Spring Awakening is basically a day of open culture in Dublin 1. It happened on the 16th of April and I'm glad I had the opportunity to step inside some of Dublin's best kept secrets, celebrating this city's heritage and sense of culture. There were so many activities to experience: tango lessons (which I didn't attend because there was no free Argentinean food included), workshops, gigs, guided tours, Georgian architecture porn, all things James Joyce... Obviously, I couldn't have done everything (or maybe I could if I woke up earlier...) but I did the best to enjoy what this postcode has to offer.
The first place I went to was The Hugh Lane Gallery. A free guided tour took me to a temporary litography exhibition, made me marvel at a plethora of Impressionist wonders, introduced me to a few modern art iconic pieces on display... What struck me the most, however, was Francis Bacon's Studio.
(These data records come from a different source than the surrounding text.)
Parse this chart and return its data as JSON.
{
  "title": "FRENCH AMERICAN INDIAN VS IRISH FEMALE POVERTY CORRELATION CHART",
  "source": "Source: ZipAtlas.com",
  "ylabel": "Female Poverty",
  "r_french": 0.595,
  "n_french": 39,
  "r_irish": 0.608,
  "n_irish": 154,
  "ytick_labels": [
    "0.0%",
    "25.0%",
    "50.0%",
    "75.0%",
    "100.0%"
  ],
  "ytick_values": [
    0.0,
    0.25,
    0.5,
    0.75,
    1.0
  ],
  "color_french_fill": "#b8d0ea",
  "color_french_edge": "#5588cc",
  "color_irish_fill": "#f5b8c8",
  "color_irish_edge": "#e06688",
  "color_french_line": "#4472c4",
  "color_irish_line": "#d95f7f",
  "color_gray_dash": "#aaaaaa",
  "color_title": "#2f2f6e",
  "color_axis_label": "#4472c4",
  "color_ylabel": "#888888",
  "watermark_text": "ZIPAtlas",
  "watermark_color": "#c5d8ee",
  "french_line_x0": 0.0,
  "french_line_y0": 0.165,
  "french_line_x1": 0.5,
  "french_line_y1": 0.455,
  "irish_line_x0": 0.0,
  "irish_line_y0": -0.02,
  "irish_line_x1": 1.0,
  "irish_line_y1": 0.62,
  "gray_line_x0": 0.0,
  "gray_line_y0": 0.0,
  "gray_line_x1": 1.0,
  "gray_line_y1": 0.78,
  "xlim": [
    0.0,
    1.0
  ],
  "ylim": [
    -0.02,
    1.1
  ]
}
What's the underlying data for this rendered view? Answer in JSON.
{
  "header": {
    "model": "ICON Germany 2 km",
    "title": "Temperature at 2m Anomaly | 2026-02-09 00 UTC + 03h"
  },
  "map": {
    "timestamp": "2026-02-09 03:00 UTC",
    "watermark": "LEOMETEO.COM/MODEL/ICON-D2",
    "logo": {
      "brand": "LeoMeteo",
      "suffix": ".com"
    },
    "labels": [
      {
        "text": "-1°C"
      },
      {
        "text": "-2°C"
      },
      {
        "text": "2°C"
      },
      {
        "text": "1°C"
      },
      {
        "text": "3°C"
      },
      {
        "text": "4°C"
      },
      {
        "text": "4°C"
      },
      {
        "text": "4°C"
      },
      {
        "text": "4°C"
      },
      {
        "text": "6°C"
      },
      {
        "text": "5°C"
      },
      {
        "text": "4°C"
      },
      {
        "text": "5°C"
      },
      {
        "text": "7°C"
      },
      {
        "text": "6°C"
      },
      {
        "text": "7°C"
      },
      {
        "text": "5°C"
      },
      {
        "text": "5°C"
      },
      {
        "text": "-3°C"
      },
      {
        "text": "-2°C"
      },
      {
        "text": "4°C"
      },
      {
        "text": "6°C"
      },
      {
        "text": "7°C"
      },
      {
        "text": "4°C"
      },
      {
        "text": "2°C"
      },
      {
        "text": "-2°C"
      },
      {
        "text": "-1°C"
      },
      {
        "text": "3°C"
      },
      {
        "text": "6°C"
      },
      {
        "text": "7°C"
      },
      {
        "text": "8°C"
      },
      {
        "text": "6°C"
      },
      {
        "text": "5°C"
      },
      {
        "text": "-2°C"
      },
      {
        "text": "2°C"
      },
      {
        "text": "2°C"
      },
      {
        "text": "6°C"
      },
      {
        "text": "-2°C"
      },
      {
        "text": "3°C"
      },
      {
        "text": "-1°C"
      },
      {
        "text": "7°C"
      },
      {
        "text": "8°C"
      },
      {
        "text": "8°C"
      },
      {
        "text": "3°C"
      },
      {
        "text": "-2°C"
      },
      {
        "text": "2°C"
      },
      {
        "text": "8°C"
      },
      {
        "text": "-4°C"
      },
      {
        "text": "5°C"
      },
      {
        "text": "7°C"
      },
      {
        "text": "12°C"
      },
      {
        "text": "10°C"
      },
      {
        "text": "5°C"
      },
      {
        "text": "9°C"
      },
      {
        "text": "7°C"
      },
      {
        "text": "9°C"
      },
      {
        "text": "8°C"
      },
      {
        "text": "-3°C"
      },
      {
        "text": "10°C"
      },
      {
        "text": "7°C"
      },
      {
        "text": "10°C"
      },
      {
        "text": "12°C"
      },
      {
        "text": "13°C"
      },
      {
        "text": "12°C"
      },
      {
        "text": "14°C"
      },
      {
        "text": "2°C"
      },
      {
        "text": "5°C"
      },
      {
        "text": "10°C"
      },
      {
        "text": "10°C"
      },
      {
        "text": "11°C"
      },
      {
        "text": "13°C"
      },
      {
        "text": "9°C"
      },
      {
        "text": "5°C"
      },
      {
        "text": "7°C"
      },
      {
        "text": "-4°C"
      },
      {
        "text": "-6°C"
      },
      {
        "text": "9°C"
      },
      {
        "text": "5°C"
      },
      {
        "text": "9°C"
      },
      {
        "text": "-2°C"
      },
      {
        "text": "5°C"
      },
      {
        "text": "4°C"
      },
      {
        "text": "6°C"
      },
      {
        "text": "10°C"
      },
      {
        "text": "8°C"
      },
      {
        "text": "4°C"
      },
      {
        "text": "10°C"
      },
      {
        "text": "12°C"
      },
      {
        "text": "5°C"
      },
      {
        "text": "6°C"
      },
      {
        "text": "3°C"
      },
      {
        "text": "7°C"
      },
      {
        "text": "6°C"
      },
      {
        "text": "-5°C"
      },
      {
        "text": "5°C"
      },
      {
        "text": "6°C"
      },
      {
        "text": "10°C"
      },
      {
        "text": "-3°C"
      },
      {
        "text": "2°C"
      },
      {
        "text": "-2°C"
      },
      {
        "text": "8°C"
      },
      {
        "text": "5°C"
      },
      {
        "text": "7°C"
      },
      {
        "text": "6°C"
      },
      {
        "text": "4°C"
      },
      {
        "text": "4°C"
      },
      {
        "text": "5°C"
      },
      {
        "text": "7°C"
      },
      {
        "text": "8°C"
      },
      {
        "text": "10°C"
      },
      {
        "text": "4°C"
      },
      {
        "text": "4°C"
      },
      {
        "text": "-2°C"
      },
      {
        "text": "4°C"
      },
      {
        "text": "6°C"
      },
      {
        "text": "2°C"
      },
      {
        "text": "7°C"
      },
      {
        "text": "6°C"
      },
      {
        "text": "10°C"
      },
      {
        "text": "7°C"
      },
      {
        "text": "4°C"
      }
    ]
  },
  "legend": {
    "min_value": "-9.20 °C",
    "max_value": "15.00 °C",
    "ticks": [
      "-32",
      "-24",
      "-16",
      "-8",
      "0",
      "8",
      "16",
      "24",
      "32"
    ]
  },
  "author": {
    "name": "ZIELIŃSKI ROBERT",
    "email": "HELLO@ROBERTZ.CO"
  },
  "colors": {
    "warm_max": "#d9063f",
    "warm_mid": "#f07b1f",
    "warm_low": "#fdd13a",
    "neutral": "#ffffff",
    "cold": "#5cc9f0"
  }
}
So messy and inspiring! I love Bacon's work - his emotionally charged, raw, disturbingly bold paintings always made me wonder what's the story behind them. Maybe it's just instinct. Or intimacy. Either way, I can relate to such imagery. Next stop: Belvedere House.
Belvedere House didn't let me down. In fact, I was astonished at this magnificent Georgian masterpiece where James Joyce himself studied between 1893 and 1898. I'm a sucker for beautiful interiors and I've always wanted to visit this impressive house and its jaw-dropping interiors but usually it's closed to the public. As you can imagine, I couldn't possibly miss this open day to view a house that I would certainly (try to) buy if I won the Euromillions. Great Denmark Street, you harbour a fucking treasure!
I walked down North Great George's Street to see what was going on at the James Joyce Centre. Again, I was not disappointed with this cultural institution. Plus, free entrance! James Joyce devotee or not, you will find yourself curious and intrigued about the man who wrote a book you didn't even read. I am particularly interested in his love story with Nora Barnacle - their letters would make priests and pornographers blush! In case you're not a Literature enthusiast at all, Joyce's death mask is still pretty worth a visit anyway.
Before going home, I knocked on Hillsboro Fine Art Gallery's door. That was right after I popped in Dublin Writers Museum for Neil O'Shea's performance at 6pm. Founded in 1995, Hillsboro Fine Art is a contemporary gallery widely recognised. There were free hardback Hillsboro publications for all attendees and a lot of artwork to stare at. Irish artist Gwen O'Dowd was there to welcome whoever wanted to take a look at her paintings. Next stop: feckin' Aldi so we're done here.